Previous research has shown that striped flea beetles are more tolerant of neonicotinoid insecticides. But the striped population didn’t develop resistance because of repeated exposure to neonics.
“We don’t even call it resistance in flea beetles,” Mori said. “The striped flea beetles already have a natural mechanism … that helps them tolerate the neonicotinoids.”
That may explain, at least partially, why flea beetles have become more problematic for canola growers.
The geography of striped flea beetles has been expanding. At one time they were mostly found in the Parkland region of the northern Prairies, but Agriculture Canada research indicates their range now includes the central and southern parts of the Prairies.
Striped flea beetles could be flourishing because of their natural tolerance to neonics, but no one knows for certain. Maybe crucifer flea beetles have developed resistance to neonics.
“Because we do have all these acres grown with a seed treatment, is that adding increased selective pressure on them and transforming these populations?” Mori said.
Besides monitoring the number of flea beetles that die and those that don’t, the researchers want to understand how the beetles are resistant to the insecticides.

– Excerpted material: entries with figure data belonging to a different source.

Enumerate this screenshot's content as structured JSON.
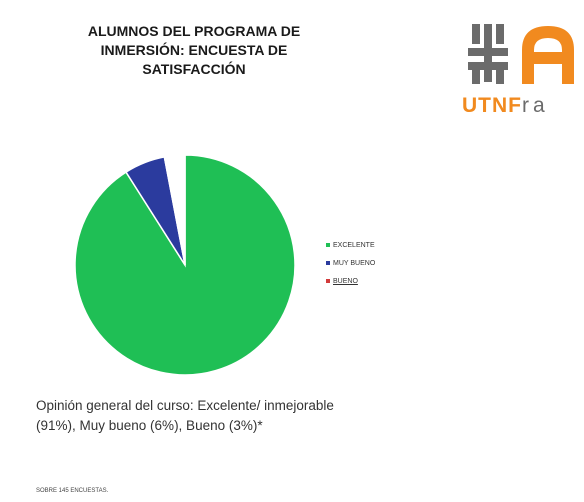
{
  "header": {
    "title_lines": [
      "ALUMNOS DEL PROGRAMA DE",
      "INMERSIÓN: ENCUESTA DE",
      "SATISFACCIÓN"
    ]
  },
  "logo": {
    "text_accent": "UTNF",
    "text_rest": "ra",
    "colors": {
      "accent": "#f18a1f",
      "gray": "#6b6b6b"
    }
  },
  "chart_data": {
    "type": "pie",
    "categories": [
      "EXCELENTE",
      "MUY BUENO",
      "BUENO"
    ],
    "values": [
      91,
      6,
      3
    ],
    "colors": [
      "#1fbf55",
      "#2b3b9e",
      "#ffffff"
    ],
    "title": "",
    "legend_position": "right"
  },
  "caption": "Opinión general del curso: Excelente/ inmejorable (91%), Muy bueno (6%), Bueno (3%)*",
  "footnote": "SOBRE 145 ENCUESTAS."
}
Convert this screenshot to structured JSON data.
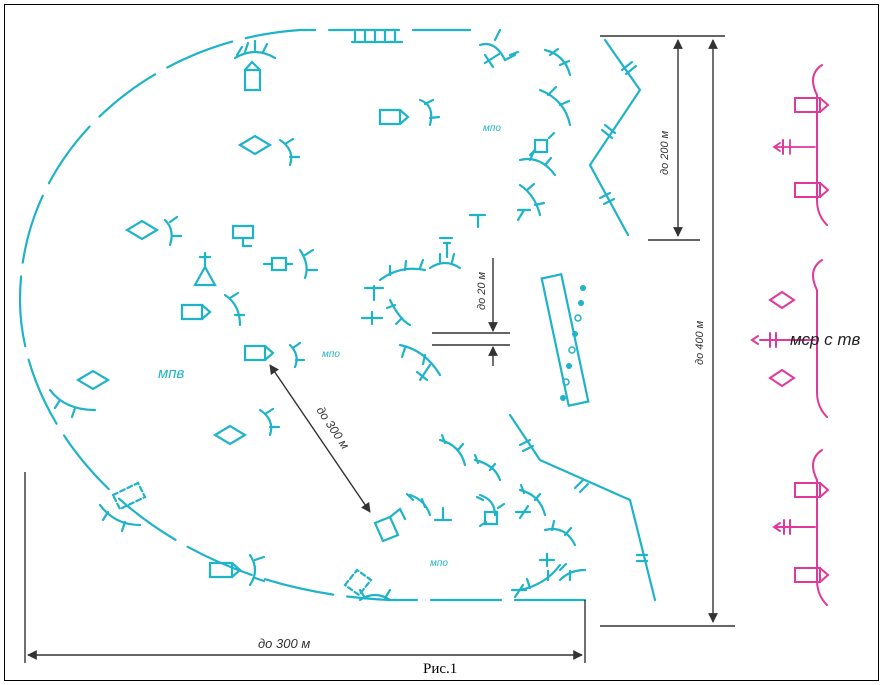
{
  "labels": {
    "center_label": "мпв",
    "platoon_label": "мпо",
    "pink_label": "мср с тв",
    "dist_200": "до 200 м",
    "dist_400": "до 400 м",
    "dist_20": "до 20 м",
    "dist_300_diag": "до 300 м",
    "dist_300_bottom": "до 300 м"
  },
  "caption": "Рис.1",
  "colors": {
    "position": "#1fb3c9",
    "enemy": "#e0389b",
    "dimension": "#333333"
  }
}
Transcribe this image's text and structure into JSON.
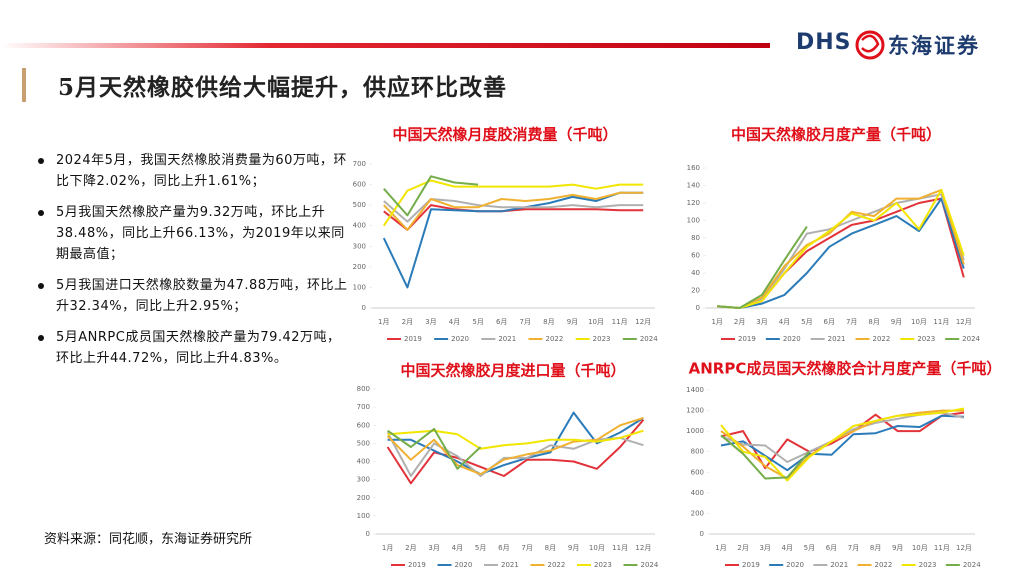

To do that, they will study the genetics of beetles that still exist after eating canola seedlings with neonic insecticides in the plant’s tissue.
“Why (can) these flea beetles feed on neonicotinoid treated seed and survive?” Mori said.
“Are there increased levels of detoxication genes?”
Mori hopes to publish full results and answer such questions by 2024.
In the shorter term, he expects to have some data from the first year of the experiment by late summer or more likely in the fall.